The Wall Street Journal reminds us rather than the beginning of the end as the bill's many vocal critics charged it is much accurately described as Apocalypse Not.
Welfare reform turned 10 this week, and more remarkable than its near-total success is the near-total amnesia that seems to have gripped its one-time opponents.
When Bill Clinton signed the bill ending a federal entitlement to welfare, a leading liberal newspaper called it "nasty," "atrocious" and "odious"--adding with typical nuance that "the children will suffer the most." Three Clinton Administration officials resigned over the bill. Georgia Congressman John Lewis not too subtly raised the specter of fascism as he literally screamed on the House floor, "They're coming for the children. They're coming for the poor. They're coming for the sick, the elderly and the disabled." Even as sensible a social scientist as Senator Daniel Patrick Moynihan lost his head and called it "something approaching an apocalypse."
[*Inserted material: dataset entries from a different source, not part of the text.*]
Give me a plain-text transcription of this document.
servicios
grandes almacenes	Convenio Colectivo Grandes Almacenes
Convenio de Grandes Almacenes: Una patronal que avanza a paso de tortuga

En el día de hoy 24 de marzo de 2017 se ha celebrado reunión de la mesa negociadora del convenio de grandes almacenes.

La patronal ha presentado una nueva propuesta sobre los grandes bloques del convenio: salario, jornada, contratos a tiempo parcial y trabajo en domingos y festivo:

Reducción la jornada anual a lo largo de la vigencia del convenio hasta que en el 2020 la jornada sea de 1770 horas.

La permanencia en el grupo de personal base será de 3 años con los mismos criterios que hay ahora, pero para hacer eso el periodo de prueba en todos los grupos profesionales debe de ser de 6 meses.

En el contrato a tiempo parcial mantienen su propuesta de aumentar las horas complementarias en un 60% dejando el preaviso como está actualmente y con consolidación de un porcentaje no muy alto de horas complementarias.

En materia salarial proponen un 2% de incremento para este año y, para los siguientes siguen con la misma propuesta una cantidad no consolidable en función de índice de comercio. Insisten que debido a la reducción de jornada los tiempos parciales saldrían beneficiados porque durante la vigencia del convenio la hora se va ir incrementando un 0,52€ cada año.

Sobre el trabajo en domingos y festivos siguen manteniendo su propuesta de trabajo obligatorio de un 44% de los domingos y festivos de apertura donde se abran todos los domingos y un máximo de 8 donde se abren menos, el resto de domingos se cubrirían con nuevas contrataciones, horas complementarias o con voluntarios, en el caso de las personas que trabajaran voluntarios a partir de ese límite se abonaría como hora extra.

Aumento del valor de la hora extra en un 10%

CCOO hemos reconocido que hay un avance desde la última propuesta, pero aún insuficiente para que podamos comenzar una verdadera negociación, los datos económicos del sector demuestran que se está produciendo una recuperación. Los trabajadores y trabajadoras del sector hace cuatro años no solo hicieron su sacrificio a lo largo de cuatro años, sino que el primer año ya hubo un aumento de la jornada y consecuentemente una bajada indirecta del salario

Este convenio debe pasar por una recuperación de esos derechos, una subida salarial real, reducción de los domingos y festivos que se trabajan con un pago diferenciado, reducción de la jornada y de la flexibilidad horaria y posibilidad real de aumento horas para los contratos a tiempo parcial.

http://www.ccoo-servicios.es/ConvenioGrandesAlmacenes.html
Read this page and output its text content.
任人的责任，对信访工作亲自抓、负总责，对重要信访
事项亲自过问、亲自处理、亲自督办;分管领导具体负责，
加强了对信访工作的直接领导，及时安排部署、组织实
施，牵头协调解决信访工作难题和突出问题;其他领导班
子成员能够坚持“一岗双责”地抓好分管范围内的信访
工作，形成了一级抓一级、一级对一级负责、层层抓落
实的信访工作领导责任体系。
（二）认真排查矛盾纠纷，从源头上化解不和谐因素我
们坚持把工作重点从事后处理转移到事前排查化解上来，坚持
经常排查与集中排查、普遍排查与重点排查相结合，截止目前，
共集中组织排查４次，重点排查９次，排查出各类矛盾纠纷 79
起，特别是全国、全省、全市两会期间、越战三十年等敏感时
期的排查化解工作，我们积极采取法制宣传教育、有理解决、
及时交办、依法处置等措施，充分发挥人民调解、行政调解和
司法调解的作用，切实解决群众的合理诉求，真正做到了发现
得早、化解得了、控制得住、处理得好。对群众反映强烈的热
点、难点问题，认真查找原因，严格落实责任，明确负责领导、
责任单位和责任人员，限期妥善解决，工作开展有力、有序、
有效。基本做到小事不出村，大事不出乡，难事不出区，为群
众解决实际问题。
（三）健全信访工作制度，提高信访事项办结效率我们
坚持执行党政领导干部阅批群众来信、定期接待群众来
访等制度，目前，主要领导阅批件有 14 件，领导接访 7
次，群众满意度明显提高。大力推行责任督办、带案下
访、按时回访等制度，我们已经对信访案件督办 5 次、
The real story has been apocalypse not. Welfare reform has worked so well that its success runs the risk of going almost unnoticed. Welfare rolls are down to about two million today from a peak of five million in 1995. The last time welfare caseloads were this low was 1970, when America had 100 million fewer citizens. But what about the children? The rate of black children living in poverty in America was more than 40% in 1996 and stands at 32% today, according to the U.S. Census Bureau. In the 25 years prior to welfare reform, that number had only briefly ever dipped below 40% and stood as high as 47% in 1980.
The late Senator Moynihan is famous for having said that culture, not politics, is the key to changing most human behavior, and that the job of politics is to help nudge the culture in the right direction. Welfare reform worked because it was rooted in that wisdom, and in a basic understanding of human incentives. Support life on the dole, or reward having multiple children without a husband, and any society will develop a culture of dependency. That is where the U.S. was headed under the liberal ethos that compassion means sparing Americans of their individual responsibility to work and provide for their families.